Central banks help Europe avert crisis, but for how long?

ByABC News
November 30, 2011, 10:10 PM

— -- Stocks soared Wednesday after six major central banks agreed to aid European banks, an effort designed to stimulate economic growth in Europe and prevent its debt crisis from unhinging the global economy.

But Europe's woes will continue to rattle U.S. markets — and threaten the fragile U.S. economic recovery — until the euro crisis is settled.

"It buys time. It keeps credit flowing. And it averts a European banking crisis — for now," says Andrew Busch, global currency and public policy strategist at BMO Capital Markets.

Just how much time the central banks are buying is an open question. A European Union summit is scheduled next Thursday and Friday in Brussels to try to fix a debt crisis that began two years ago in Greece and is now spreading to countries with stronger finances.

"We are now entering the critical period of 10 days to complete and conclude the crisis response of the European Union," EU Monetary Affairs Commissioner Olli Rehn said. "There is no one single silver bullet that will get us out of this crisis."

The crisis that central banks are trying to contain: Banks and lenders, fearing that they would not get paid back, have cut off the cash spigot to European banks, which are hobbled by their massive holdings in eurozone government debt. U.S.-based money market funds, for example, have severely cut back on their financing of European banks.

As loans to European banks have dried up, so has their ability to lend and keep the European economy going. The nightmare scenario: a meltdown like the collapse of Lehman Bros. in 2008. That, in turn, could push Europe deeper into recession and force the abandonment of the euro, which could put further pressure on the U.S. economy.

The Federal Reserve, coordinating with the Bank of England, the European Central Bank (ECB), the Bank of Japan, the Bank of Canada and the Swiss national bank, reduced the cost of short-term dollar loans to banks, called liquidity swaps, by a half percentage point starting Monday

The central banks' move ensures that European banks will be able to borrow dollars from their own central banks and continue to lend to households and businesses. "The key here is that all the governments understand that they need to provide the banking system with funds to operate," says Gary Motyl, chief investment officer of Templeton Global Equity Group.

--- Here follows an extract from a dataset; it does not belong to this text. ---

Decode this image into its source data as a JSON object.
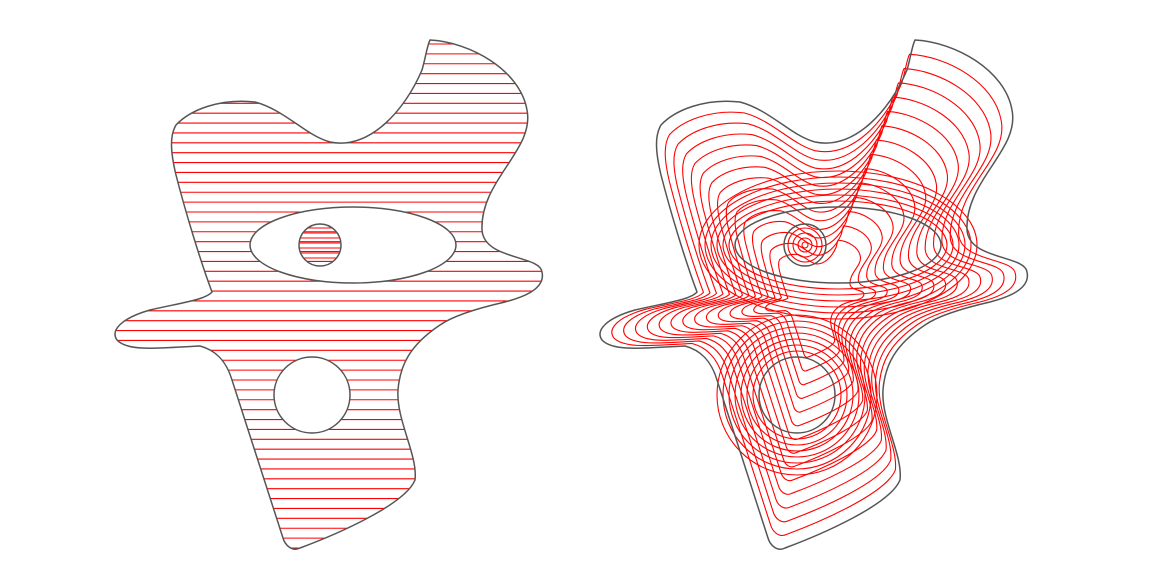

U.S. investors sent the Dow Jones industrial average up 490.05 points, or 4.2%, its seventh-best point gain ever, and its biggest rise since March 2009.

The German DAX index leaped nearly 5%.

"Finally, global action!" said Busch. "This is an important step. It shows the world can work in unison to address the global funding issue."

Absent Europe's troubles, the U.S. stock market would probably be higher than it is now. Interest rates are low, the economy is growing, and corporate profits are robust. Private employers added 206,000 workers in November, more than economists had expected, ADP Employer Services reported Wednesday. And in a surprise move, China eased banks' reserve requirements to stimulate its economy.

But many investment professionals warned that the eurozone crisis is far from over.

"Europe is still in crisis-containment mode, not crisis-resolution mode," says Samy Muaddi, vice president at T. Rowe Price. "We still have the same concerns we did yesterday."